# How to prove that $\prod_{n=0}^\infty \frac{(4n+2)^2}{(4n+1)(4n+3)}=\sqrt{2}$

How to prove that $$\displaystyle\prod_{n=0}^\infty \frac{(4n+2)^2}{(4n+1)(4n+3)}=\sqrt{2}$$

#### Solutions Collecting From Web of "How to prove that $\prod_{n=0}^\infty \frac{(4n+2)^2}{(4n+1)(4n+3)}=\sqrt{2}$"

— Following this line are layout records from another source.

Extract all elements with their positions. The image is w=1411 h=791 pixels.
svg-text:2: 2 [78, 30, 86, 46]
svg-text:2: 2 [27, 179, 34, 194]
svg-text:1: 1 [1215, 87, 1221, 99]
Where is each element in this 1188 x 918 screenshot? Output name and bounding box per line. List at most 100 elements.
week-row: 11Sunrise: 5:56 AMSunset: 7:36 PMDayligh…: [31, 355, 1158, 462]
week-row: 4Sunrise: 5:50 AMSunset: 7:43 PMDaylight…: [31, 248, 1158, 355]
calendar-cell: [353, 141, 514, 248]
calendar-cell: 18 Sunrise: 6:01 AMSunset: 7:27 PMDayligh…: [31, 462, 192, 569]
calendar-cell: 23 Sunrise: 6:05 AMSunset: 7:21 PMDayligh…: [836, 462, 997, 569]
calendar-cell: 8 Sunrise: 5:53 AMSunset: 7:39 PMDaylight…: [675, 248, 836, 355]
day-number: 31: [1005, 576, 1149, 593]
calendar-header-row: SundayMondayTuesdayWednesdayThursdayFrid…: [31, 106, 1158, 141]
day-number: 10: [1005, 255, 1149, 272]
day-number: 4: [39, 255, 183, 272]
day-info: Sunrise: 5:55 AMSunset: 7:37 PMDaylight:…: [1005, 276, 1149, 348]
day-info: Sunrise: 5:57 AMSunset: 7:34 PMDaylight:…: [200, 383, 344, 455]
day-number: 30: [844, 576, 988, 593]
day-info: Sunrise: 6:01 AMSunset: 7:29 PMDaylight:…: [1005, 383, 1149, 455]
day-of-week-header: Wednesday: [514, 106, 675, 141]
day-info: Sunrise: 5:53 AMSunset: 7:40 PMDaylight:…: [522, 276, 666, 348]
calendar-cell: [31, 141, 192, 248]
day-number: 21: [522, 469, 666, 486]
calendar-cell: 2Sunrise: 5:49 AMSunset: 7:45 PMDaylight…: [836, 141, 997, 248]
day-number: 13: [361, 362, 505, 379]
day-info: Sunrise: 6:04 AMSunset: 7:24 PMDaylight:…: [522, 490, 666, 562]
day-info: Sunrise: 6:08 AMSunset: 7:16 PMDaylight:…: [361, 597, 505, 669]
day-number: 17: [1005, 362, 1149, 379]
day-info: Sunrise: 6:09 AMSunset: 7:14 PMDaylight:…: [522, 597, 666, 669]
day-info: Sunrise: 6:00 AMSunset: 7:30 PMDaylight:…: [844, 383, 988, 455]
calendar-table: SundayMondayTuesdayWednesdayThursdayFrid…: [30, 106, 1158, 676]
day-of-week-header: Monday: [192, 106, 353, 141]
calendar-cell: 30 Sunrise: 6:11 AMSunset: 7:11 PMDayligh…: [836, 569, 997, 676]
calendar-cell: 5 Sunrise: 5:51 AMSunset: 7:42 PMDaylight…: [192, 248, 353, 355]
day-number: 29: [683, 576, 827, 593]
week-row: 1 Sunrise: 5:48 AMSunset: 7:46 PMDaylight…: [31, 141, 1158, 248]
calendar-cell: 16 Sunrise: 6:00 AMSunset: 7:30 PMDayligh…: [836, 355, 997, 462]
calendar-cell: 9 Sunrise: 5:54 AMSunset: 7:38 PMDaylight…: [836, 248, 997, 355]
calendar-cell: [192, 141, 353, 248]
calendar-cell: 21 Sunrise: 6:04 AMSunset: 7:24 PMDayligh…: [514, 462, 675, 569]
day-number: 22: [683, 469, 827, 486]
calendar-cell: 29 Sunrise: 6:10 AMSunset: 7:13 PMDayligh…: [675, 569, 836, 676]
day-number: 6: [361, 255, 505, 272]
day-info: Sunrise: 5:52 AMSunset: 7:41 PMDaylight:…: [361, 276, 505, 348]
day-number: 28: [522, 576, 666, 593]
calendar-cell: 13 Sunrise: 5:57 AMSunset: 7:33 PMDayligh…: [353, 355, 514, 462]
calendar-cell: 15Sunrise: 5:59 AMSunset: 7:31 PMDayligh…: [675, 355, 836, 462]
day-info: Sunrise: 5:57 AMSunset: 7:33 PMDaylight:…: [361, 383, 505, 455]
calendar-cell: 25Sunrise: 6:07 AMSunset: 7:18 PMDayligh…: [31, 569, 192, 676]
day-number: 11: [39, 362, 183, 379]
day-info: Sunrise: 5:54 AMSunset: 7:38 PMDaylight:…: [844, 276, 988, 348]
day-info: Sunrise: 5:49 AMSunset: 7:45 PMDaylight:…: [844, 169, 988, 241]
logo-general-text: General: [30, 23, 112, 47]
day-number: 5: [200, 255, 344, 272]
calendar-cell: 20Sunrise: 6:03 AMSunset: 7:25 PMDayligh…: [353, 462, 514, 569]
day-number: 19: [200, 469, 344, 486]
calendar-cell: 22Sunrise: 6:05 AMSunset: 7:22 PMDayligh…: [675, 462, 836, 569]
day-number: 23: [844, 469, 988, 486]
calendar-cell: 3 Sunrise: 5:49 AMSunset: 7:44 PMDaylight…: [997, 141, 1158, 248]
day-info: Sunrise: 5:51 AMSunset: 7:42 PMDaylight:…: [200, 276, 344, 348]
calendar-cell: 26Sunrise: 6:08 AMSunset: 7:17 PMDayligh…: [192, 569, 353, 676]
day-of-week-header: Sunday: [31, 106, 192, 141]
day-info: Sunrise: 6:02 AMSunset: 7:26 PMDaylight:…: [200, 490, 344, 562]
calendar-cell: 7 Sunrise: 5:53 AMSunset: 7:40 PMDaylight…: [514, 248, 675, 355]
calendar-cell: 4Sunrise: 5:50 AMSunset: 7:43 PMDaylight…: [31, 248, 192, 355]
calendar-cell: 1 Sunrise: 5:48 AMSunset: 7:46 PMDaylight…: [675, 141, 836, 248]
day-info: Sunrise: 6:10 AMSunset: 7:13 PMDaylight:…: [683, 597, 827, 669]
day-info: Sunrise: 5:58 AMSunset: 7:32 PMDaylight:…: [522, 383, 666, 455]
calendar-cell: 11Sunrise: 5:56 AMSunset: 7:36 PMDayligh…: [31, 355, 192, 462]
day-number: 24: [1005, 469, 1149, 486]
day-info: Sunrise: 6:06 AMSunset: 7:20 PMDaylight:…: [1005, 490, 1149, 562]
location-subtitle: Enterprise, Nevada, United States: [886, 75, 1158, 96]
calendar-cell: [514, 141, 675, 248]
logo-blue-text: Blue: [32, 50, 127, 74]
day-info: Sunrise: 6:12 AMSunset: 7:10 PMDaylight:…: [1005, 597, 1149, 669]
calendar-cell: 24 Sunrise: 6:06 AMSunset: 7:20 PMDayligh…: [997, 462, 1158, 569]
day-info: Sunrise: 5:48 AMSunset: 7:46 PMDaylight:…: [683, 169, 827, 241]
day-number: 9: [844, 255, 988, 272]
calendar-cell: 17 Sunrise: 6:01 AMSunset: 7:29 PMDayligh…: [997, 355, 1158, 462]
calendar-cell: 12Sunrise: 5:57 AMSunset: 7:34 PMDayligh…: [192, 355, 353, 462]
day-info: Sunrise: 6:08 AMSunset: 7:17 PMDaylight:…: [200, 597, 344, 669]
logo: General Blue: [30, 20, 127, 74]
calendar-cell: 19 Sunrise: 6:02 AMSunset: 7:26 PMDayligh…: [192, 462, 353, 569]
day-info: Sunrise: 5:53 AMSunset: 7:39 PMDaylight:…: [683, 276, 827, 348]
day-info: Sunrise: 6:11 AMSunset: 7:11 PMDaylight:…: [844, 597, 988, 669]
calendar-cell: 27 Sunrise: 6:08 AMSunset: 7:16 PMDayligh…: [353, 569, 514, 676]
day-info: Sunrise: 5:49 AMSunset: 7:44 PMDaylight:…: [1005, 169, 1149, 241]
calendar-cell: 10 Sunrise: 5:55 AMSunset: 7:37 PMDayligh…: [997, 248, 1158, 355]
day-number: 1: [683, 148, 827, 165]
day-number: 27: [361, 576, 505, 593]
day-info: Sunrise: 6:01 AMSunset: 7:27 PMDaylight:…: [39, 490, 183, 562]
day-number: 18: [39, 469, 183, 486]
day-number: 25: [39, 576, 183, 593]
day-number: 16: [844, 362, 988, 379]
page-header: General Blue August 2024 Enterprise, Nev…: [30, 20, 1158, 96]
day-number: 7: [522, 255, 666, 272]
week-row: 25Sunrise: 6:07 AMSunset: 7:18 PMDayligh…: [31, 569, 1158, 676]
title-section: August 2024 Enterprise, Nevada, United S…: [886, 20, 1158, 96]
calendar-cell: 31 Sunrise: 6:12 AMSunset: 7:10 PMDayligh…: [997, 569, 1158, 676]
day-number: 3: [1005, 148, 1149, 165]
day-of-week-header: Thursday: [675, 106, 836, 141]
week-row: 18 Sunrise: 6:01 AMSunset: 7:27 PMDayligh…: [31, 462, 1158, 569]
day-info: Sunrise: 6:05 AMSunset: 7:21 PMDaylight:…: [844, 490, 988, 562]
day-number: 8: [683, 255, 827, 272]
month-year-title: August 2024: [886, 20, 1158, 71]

Rewrite a partial product as

$$\prod_{n=0}^N \frac{(4 n+2)^3 (4 n+4)}{(4 n+1)(4 n+2)(4 n+3) (4 n+4)} = \frac{2^{3 N+3} (2 N+1)!!^3 4^{N+1} (N+1)!}{(4 N+4)!}$$

Use the fact that

$$(2 N+1)!! = \frac{(2 N+1)!}{2^N N!}$$

and

$$M! \approx M^M e^{-M} \sqrt{2 \pi M} \quad (M \to \infty)$$

The rest is careful bookkeeping, and making sure you use the fact that

$$\lim_{M \to \infty} \left ( 1+\frac1{M} \right )^M = e$$

the sought-after result follows.

From the Weierstrass product for the cosine function we have:
$$\cos z = \prod_{n\geq 0}\left(1-\frac{4z^2}{(2n+1)^2\pi^2}\right)$$
and by taking $z=\frac{\pi}{4}$ it follows that:
$$\prod_{n=0}^{+\infty}\left(1-\frac{1}{(4n+2)^2}\right)=\cos\frac{\pi}{4}=\frac{1}{\sqrt{2}}$$
whose LHS is just the reciprocal of our product.

Hint: Rewrite the infinite product expression in terms of the $\Gamma$ function, and then apply Euler’s famous reflection formula.